私が申請される方に同行した際に見聞した経験にもとづいておおまかにご説明します。個別の事情により細部は異なりますし,他のことを聞かれることもあります。また,弁護士が同行しない場合でも内容は同じようなものと思われますが,「あまり話を聞いてくれずに申請を断られた」「働ける年齢だから無理と言われた」などというお話もよく聞きます。

 

■氏名,住所,年齢などの大まかな確認

記入用紙を用意している自治体もあります。運転免許証などお持ちの身分証明書の提示を求められることもあります。

■申請理由について

怪我,病気,高齢,不況のために働くことができず,頼れる親族などもなく,収入がないということが理由としては多いと思います。不況でなかなか仕事が見つからないというのも正当な理由です。

若くて健康なのに就労先がない場合には,就職活動を行うように指導されます。

病気(うつ病などのメンタル面の不調を含みます)で働けない場合は,医師の診察を受けるように指導されます。医師から就労不能との診断が出れば,就労指導は行われません。

■収入について

働いている方は勤務先と収入金額を,働いていない方はその理由を聞かれます。

また働いて得る収入以外に年金,養育費,仕送りなどの収入の有無について聞かれます。

■生活状況について

どこで暮らしているのか,自宅は持ち家か賃貸か,同居人はいるのかなどについて聞かれます。

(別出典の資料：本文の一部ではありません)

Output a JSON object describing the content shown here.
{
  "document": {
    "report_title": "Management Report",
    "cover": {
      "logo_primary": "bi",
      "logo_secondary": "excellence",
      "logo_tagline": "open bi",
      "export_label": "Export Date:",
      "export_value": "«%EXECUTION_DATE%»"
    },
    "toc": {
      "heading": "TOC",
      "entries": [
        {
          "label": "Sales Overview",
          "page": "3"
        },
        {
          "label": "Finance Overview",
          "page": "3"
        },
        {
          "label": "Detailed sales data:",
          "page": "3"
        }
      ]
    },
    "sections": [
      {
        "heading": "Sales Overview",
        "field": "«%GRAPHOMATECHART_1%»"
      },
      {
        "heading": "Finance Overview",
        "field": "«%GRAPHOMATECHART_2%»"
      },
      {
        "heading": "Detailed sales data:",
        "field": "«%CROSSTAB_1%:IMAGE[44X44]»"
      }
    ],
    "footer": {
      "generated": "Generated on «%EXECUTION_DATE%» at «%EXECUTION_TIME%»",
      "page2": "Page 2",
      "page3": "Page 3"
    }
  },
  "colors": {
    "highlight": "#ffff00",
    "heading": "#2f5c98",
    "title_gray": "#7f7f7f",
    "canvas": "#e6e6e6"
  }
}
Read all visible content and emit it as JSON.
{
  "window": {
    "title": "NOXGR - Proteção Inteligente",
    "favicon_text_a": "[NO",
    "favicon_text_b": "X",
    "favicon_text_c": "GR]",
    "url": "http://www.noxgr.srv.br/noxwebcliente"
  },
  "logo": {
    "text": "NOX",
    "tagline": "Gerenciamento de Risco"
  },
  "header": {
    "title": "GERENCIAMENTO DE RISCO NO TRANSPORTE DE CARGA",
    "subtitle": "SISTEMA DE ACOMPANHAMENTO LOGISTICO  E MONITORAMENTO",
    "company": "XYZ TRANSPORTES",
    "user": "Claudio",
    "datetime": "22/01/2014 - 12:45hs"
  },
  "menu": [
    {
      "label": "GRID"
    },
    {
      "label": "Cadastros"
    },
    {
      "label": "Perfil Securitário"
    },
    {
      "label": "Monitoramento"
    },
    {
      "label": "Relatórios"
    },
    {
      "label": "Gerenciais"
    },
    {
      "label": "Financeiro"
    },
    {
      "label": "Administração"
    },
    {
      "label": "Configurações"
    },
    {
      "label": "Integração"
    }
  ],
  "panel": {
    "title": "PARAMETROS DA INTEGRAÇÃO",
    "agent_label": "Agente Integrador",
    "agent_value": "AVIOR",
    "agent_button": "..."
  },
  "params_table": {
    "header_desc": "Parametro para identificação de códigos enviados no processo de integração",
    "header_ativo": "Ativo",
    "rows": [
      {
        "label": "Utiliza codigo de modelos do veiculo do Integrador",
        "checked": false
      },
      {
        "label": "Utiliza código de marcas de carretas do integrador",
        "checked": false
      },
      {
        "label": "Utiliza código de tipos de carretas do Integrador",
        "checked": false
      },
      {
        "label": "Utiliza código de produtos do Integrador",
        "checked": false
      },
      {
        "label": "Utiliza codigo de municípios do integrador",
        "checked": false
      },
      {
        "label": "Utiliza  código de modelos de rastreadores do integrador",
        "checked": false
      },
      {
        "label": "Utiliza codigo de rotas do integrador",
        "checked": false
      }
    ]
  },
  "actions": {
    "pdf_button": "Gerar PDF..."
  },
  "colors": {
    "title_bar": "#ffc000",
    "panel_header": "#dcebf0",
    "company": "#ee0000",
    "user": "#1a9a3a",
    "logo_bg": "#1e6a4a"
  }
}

病気や障害をお持ちの場合は,通院先などを聞かれます。

■資産について

不動産,保険契約,預金口座などについて,どこにどのような資産をお持ちなのか確認されます。

■生い立ちについて

どこでどのように暮らしてきたのかを順を追って詳しく聞かれます。

出生地,学歴,職歴,結婚歴,転居歴,犯罪歴など,かなり細かく聞かれますので,予め書き出しておいて持参するとスムーズです。

犯罪歴などがあっても不利にはなりませんので,ありのままに説明しましょう。

■親族関係の確認

親,子,兄弟などについて,名前や居住場所を聞かれます。親族から援助を受けられるかどうかも聞かれますが,援助を受けられない場合は,受けられないとはっきり説明しましょう。親族がどこに住んでいるか分からない場合には,住所は分からないと説明すれば足ります。

この聞き取りをもとに,福祉事務所から親族に対して扶養照会が行われますが,扶養を受けられる見込みが全くない場合や,危険な場合(親族の暴力から逃げている場合など)には行われませんので,そのことをはっきりと伝えましょう

 

以上のような事柄について,質問を受けて口頭で答えるだけではなく,申請用紙にも自分で書き込むことを求められます。申請用紙の書き方は担当者が教えてくれます。聞かれた事柄には誠実に答えましょう。特に資産や収入は生活保護の適用要件に関わりますので,きちんと説明しましょう。